Jul 11

Artur Bergman

Artur Bergman


What was evident at this past weekend's iPhoneDevCamp, was the sheer energy displayed by the close to 400 attendees. Organised by Raven Zachary -- one of the authors of O'Reilly's iPhone hacks -- and Chris Messina, it was hosted in Adobe's plush San Francisco office. Sitting at rows of desks were developers and designers gathering together to overcome the limitations of the iPhone.

Christopher Allen summed up a lot of the gathered knowledge in his keynote. Around 60 applications were developed over 3 days, a large amount of them resembling the kind of applications developed in the WAP heyday. The one App that I really like that distinguised itself from the pack is Tilt, a motion-controlled game. Coded by Joe Hewitt, it uses a clever hack that manages to gather the motion data from the iPhone. Apple of course has this data but provides no API to it.

Telling was that Apple did not sponsor the event, there were Apple employees there, but no official presence. Apple's decision to release a phone that is completely locked down, and with a minimum of documentation, is what was fueling a lot of the effort this weekend.
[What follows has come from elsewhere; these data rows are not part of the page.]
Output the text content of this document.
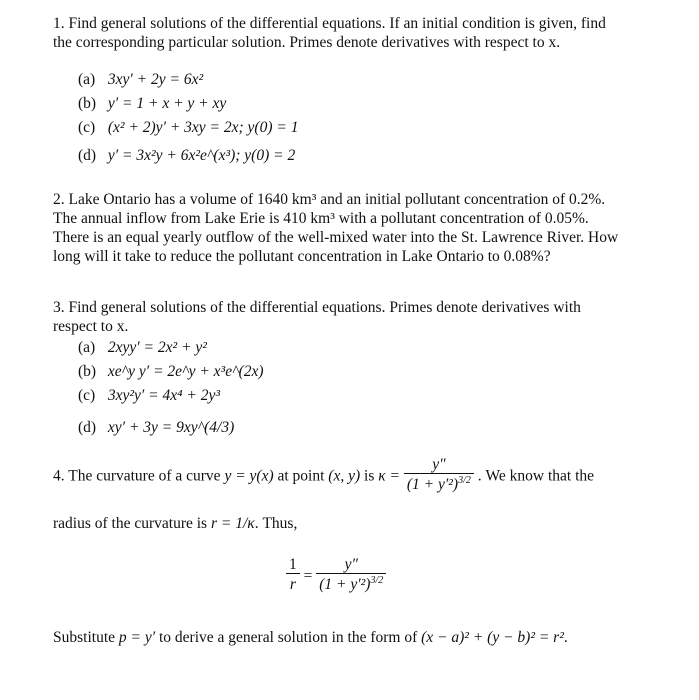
1. Find general solutions of the differential equations. If an initial condition is given, find
the corresponding particular solution. Primes denote derivatives with respect to x.
(a) 3xy′ + 2y = 6x²
(b) y′ = 1 + x + y + xy
(c) (x² + 2)y′ + 3xy = 2x; y(0) = 1
(d) y′ = 3x²y + 6x²e^(x³); y(0) = 2
2. Lake Ontario has a volume of 1640 km³ and an initial pollutant concentration of 0.2%.
The annual inflow from Lake Erie is 410 km³ with a pollutant concentration of 0.05%.
There is an equal yearly outflow of the well-mixed water into the St. Lawrence River. How
long will it take to reduce the pollutant concentration in Lake Ontario to 0.08%?
3. Find general solutions of the differential equations. Primes denote derivatives with
respect to x.
(a) 2xyy′ = 2x² + y²
(b) xe^y y′ = 2e^y + x³e^(2x)
(c) 3xy²y′ = 4x⁴ + 2y³
(d) xy′ + 3y = 9xy^(4/3)
4. The curvature of a curve y = y(x) at point (x, y) is $\kappa = \frac{y''}{(1 + y'^2)^{3/2}}$ . We know that the
radius of the curvature is r = 1/κ. Thus,
$\frac{1}{r} = \frac{y''}{(1 + y'^2)^{3/2}}$
Substitute p = y′ to derive a general solution in the form of (x − a)² + (y − b)² = r².
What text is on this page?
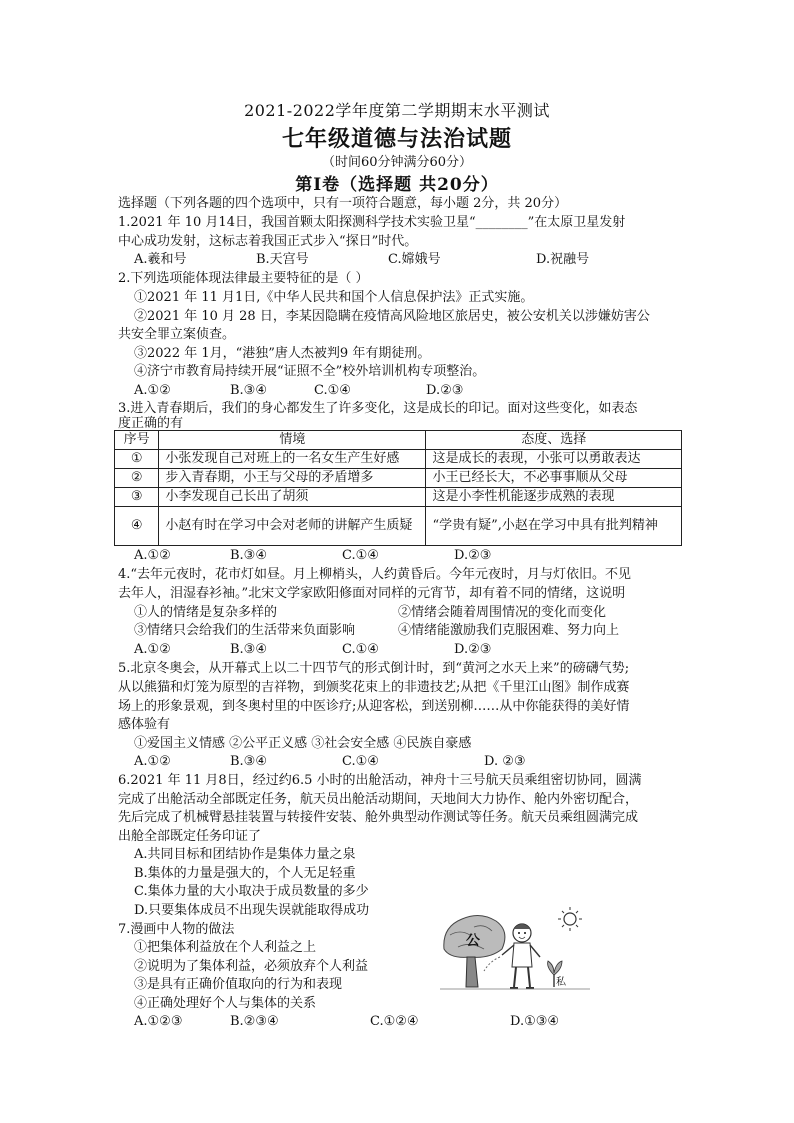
2021-2022学年度第二学期期末水平测试
七年级道德与法治试题
（时间60分钟满分60分）
第Ⅰ卷（选择题 共20分）
选择题（下列各题的四个选项中，只有一项符合题意，每小题 2分，共 20分）
1.2021 年 10 月14日，我国首颗太阳探测科学技术实验卫星“________”在太原卫星发射
中心成功发射，这标志着我国正式步入“探日”时代。
A.羲和号	B.天宫号	C.嫦娥号	D.祝融号
2.下列选项能体现法律最主要特征的是（ ）
①2021 年 11 月1日,《中华人民共和国个人信息保护法》正式实施。
②2021 年 10 月 28 日，李某因隐瞒在疫情高风险地区旅居史，被公安机关以涉嫌妨害公
共安全罪立案侦查。
③2022 年 1月，“港独”唐人杰被判9 年有期徒刑。
④济宁市教育局持续开展“证照不全”校外培训机构专项整治。
A.①②	B.③④	C.①④	D.②③
3.进入青春期后，我们的身心都发生了许多变化，这是成长的印记。面对这些变化，如表态
度正确的有
序号	情境	态度、选择
①	小张发现自己对班上的一名女生产生好感	这是成长的表现，小张可以勇敢表达
②	步入青春期，小王与父母的矛盾增多	小王已经长大，不必事事顺从父母
③	小李发现自己长出了胡须	这是小李性机能逐步成熟的表现
④	小赵有时在学习中会对老师的讲解产生质疑	“学贵有疑”,小赵在学习中具有批判精神
A.①②	B.③④	C.①④	D.②③
4.“去年元夜时，花市灯如昼。月上柳梢头，人约黄昏后。今年元夜时，月与灯依旧。不见
去年人，泪湿春衫袖。”北宋文学家欧阳修面对同样的元宵节，却有着不同的情绪，这说明
①人的情绪是复杂多样的	②情绪会随着周围情况的变化而变化
③情绪只会给我们的生活带来负面影响	④情绪能激励我们克服困难、努力向上
A.①②	B.③④	C.①④	D.②③
5.北京冬奥会，从开幕式上以二十四节气的形式倒计时，到“黄河之水天上来”的磅礴气势;
从以熊猫和灯笼为原型的吉祥物，到颁奖花束上的非遗技艺;从把《千里江山图》制作成赛
场上的形象景观，到冬奥村里的中医诊疗;从迎客松，到送别柳……从中你能获得的美好情
感体验有
①爱国主义情感 ②公平正义感 ③社会安全感 ④民族自豪感
A.①②	B.③④	C.①④	D. ②③
6.2021 年 11 月8日，经过约6.5 小时的出舱活动，神舟十三号航天员乘组密切协同，圆满
完成了出舱活动全部既定任务，航天员出舱活动期间，天地间大力协作、舱内外密切配合，
先后完成了机械臂悬挂装置与转接件安装、舱外典型动作测试等任务。航天员乘组圆满完成
出舱全部既定任务印证了
A.共同目标和团结协作是集体力量之泉
B.集体的力量是强大的，个人无足轻重
C.集体力量的大小取决于成员数量的多少
D.只要集体成员不出现失误就能取得成功
7.漫画中人物的做法
①把集体利益放在个人利益之上
②说明为了集体利益，必须放弃个人利益
③是具有正确价值取向的行为和表现
④正确处理好个人与集体的关系
A.①②③	B.②③④	C.①②④	D.①③④
公
私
One wonders what would have happened if the participants--instead of unlocking the phone--could have spent their time unlocking its full potential.
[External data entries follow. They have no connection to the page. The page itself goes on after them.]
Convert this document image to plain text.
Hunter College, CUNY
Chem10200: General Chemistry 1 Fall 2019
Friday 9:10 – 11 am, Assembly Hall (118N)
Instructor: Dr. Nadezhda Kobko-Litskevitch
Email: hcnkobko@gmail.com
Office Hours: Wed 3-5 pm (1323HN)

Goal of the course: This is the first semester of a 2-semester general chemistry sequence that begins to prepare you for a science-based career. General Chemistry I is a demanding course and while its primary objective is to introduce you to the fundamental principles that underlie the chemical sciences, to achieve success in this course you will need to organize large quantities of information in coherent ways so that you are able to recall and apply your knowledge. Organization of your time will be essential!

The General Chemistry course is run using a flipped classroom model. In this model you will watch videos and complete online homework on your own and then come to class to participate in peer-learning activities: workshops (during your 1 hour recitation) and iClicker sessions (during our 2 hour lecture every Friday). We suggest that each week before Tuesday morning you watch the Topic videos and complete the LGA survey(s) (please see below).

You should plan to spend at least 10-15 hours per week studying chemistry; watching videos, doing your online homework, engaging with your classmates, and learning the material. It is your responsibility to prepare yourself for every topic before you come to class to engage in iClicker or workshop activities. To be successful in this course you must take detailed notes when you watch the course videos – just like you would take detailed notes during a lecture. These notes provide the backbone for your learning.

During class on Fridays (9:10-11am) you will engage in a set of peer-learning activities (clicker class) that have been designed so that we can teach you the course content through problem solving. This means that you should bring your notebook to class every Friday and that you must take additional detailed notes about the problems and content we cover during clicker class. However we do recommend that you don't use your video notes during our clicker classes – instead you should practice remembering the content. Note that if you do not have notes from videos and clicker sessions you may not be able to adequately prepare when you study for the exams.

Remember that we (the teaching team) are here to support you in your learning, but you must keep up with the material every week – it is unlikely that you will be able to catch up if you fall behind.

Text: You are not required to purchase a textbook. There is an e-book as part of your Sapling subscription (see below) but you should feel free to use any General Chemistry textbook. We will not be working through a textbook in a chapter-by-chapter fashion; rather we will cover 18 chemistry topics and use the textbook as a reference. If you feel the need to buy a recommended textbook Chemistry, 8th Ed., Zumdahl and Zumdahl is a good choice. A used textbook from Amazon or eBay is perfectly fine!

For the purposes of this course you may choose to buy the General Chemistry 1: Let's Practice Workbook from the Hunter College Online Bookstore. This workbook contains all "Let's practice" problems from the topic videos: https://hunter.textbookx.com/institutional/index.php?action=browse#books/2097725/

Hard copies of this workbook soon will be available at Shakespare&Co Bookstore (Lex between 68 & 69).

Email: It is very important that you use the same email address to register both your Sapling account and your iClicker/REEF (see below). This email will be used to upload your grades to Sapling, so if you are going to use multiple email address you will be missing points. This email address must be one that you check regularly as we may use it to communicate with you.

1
The Apple developer documentation site has a promise of an ability for your web app to integrate with the iPhone. Or rather, it documents the brave invention of the "mailto:" URI scheme and the promise of a broken implementation of the 7 year old RFC 2806 spec of the "tel:" scheme . Most offensive is, however, Apple's claim to integrate with Google Maps, which means Safari intercepts requests to "" and sends them to the Google Maps application. No other high-end phone manufacturer even comes close to this level of arrogance.

If you don’t wrap phone numbers in a link, Safari automatically converts any number that takes the form of a phone number to a telephone link. If your page contains a series of numbers that could be interpreted as a phone number, but isn’t, you need to break up the numbers using span elements (my emphasis), for example.

O'Reilly's Hackszine is continuously covering the iPhone in depth.

I noticed that the iPhone supports PDF. Since I don't have one, I do wonder if someone out there could check if it supports the Adobe PDF Javascript specification.